インタビュアー: 何の役にも立ちませんよ。単にあなたを殺す口実でしかありません。サイト-81██はただあなたを殺し続けるだけの集団と化しました。逆らう方法はなく、ただ殺害業務を遂行し続けます。

SCP-4771-JP: 本当に逆らう方法はないんですか? きちんと調べましたか?

インタビュアー: これも前に申し上げたはずですが、逆らう方法を模索する気にすらなれないので。

[SCP-4771-JPが少し考えるそぶりを見せる。]

SCP-4771-JP: ……今月初め、私はD-56487という職員と知り合いました。彼は親から虐待を受けて育ち、およそ教育らしい教育も受けませんでした。その結果、自分以外は全て敵であり、味方は1人もいないという、歪んだ考えを持つようになりました。彼はそのまま非行に走り、ある巨大犯罪組織の幹部となり、組織内外の人間を息をするように殺し、果ては無差別テロ事件まで引き起こしたそうです。
 
ですが彼は獄中で本を読み、様々な人と出会ったことで、少しずつ態度を軟化させていきました。そして去年の4月、ついに自分の罪の重さを自覚し、人を殺したことを深く後悔するようになったそうで、自分が殺した被害者たちと社会に償いをしたい、1人でも多くの人の命を救いたい、と言っていました。

インタビュアー: 恩赦を得たいがために、形だけそういう反省の弁を述べるDクラス職員はよくいますよ。

SCP-4771-JP: 最後まで聞いてください。彼も死刑囚だったので、私と同じように、Dクラス職員の勧誘を受けました。彼はその話を聞いて、こう思ったそうです。アノマリーによって苦しむ人々を、自分が命をかけることで救えるのなら、それが償いになると。そうして彼はDクラス職員となり、私と同じ雑居房にやってきました。
 
私と彼は時々話すようになりました。この雑居房はDクラスの中でも、特に残忍な殺人を犯した人ばかりが集まっています。そこに入れられた以上、1ヶ月後の釈放より前に何らかのオブジェクトに割当てられ、殺されるであろうことを察していました。

それでも彼は希望を抱いていました。

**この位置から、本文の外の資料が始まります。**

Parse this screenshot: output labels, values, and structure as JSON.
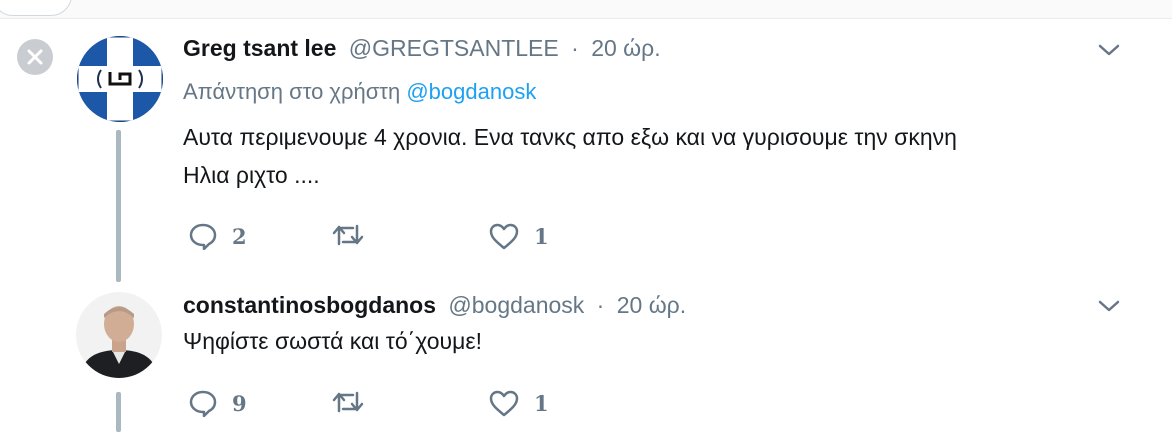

収容のため生贄が必要なオブジェクトに自分を捧げて1秒でも暴走を遅らせられるなら、あるいは人を殺すオブジェクトと接触し、自分が殺されて性質の解明が進み、特別収容プロトコルの一部になれるなら、こんな嬉しいことはない、と言っていたのを覚えています。

[SCP-4771-JPの声が震え始める。]

SCP-4771-JP: 3日前の心臓移植実験のことでした。私が手術室に入る時、心臓を移植されるもう1人のDクラス職員が隣の部屋に連れて行かれました。その時、そのDクラスの顔がちらっと見えたんです。D-56487でした。
 
彼も私に気付き、少し笑ったように見えました。私は蘇生した後、彼が居そうな場所を探しました。すれ違う人全員に殺されながら探したので2日かかりましたが、彼はどこを探しても見つかりませんでした。
 
私は、人に危害を加えるオブジェクトでした。私の異常性による、なんの必要性もない行為のために、彼は死んだんです……。石田さん、私を殺すのはもう最悪いいですから、他の人を巻き込むのはやめてください。お願いします。

インタビュアー: なるほど、仰りたいことは理解しました。最後についてですが、結論から申し上げるとそれは不可能です。

収容から月日が経つごとに、あなたの異常性はますます強さを増しているようです。あなたを殺すためなら、そしてその口実を作るためなら、もはや誰も手段を選ばなくなりました。Dクラス職員の消費など躊躇するはずもありません。

これはもうお願いでどうこうなる話ではないんです。自分の異常性を呪いながら、諦めて殺されてください。

SCP-4771-JP: 期待はしてませんでしたが、やっぱり駄目でしたか……

インタビュアー: あなたが何故そこまであのテロリストの肩を持つのかは知りません。個人的には本当に改心していたかも疑わしいですが、もう確かめようもないことですし、好きに想像すればいいと思います。

ただ、あなた以外のDクラス職員は一度死んだら生き返らない消耗品ですから、下手に親しくなっても辛いだけですよ。忘れた方がいいでしょう。あなたの場合、蘇生したら記憶処理もリセットされるみたいなので、私たちからできることはありません。今日受けた治療の内容とか、明日殺される痛みとか、そういう苦しいことを考えて紛らわせてください。

SCP-4771-JP ……はい。

インタビュアー: 話は終わりですかね。明日の心臓移植実験の準備があるのでそろそろ締めますね。

[エージェント・石田がライフルを構える。]

インタビュアー: 死んだ後に言い残すことはありますか?

[銃声。53秒の静寂。SCP-4771-JPが蘇生する。]

SCP-4771-JP: 彼は……彼は私を、一度も殺しませんでした。